I had that problem with a J code 302 once. It had bad valve guides. Nothing fixed it until I had the heads reworked with new bronze guides. It didn’t smoke at all. But the back bumper and rear valance would always get greasy after a long highway trip.

Funny you should mention oil coming out of the pcv valve. I have the same valve covers and have excessive oil coming from the grommet around the pcv valve continually. It is almost like there is too much pressure forcing oil out in that area. What gives?

Is there a baffle under the pcv valve? I would think there should be something there to keep oil from getting to the valve. If there is one it may be to open so oil is getting sucked in to the valve. You can put your old valve cover on or a stock one to see if this is your problem. And it could be bad valve guides letting oil suck thru them.

If the Valve Covers do not have baffles inside the engine will suck oil !

Amen. Back in high school, I thought I would take the baffles out of a set of Moroso vcs so it would be faster to fill the car with oil, and voila!, oil consumption.

Amen. Back in high school, I thought I would take the baffles out of a set of Moroso vcs so it would be faster to fill the car with oil, and voila!, oil consumption. A lot of things can contribute to oil consumption such as excessively rich mixture, vacuum advance not hooked up and/or working properly, and the list goes on.

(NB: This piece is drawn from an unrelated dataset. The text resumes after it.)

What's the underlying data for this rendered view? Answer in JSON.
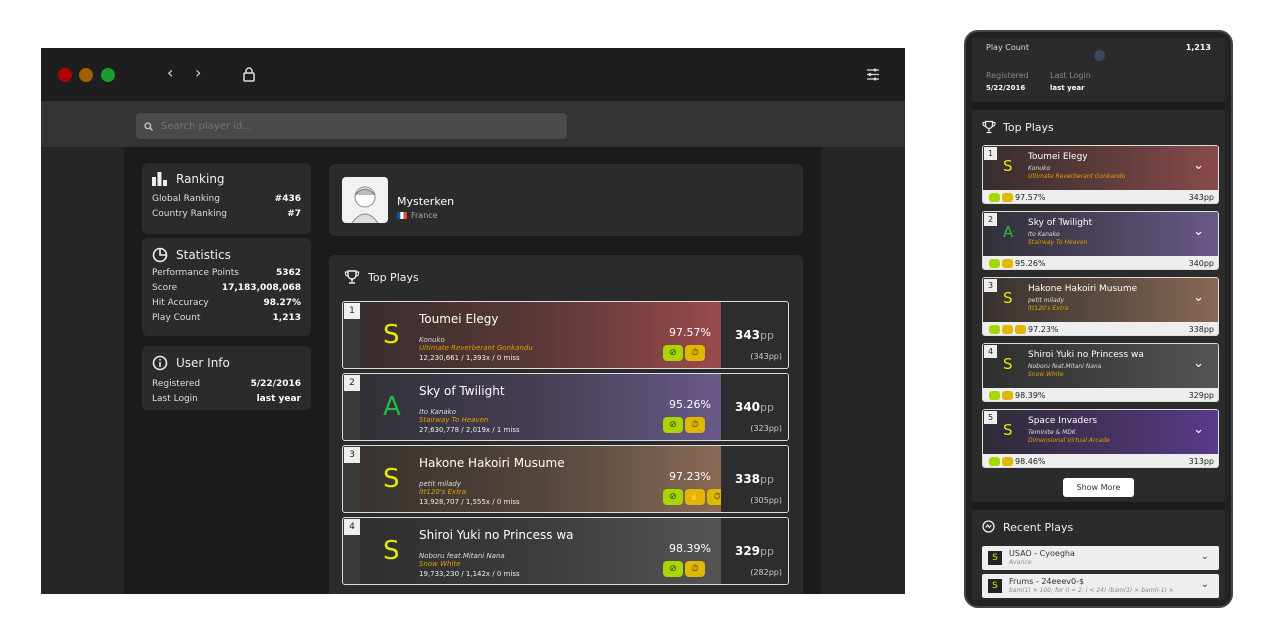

I have to ask what you mean by baffles? The is a deflector that looks like it would keep oil from splashing directly onto the PCV valve. If you mean something similar to a porous filter that might restrict airflow (there was one of those in the breather where the filler cap tube connected, I don’t have anything like that. The only place I could restrict the air flow would be in the filler cap, or if I jammed some like a scouring pad in the splash shield under the PCV valve. Hmm… Thinking.

The deflector you are referring to is the baffle. Don’t stuff a scouring pad in the splash shield under the PCV unless you want it coming apart and infiltrating your oil. Have you done a leakdown test on the engine? This will tell more about ring seal, leaking valve seals, etc., than a simple compression test. Before I went straight to pulling cylinder heads I would do a leakdown test and at least see what percentage you are losing as far as cylinder pressure.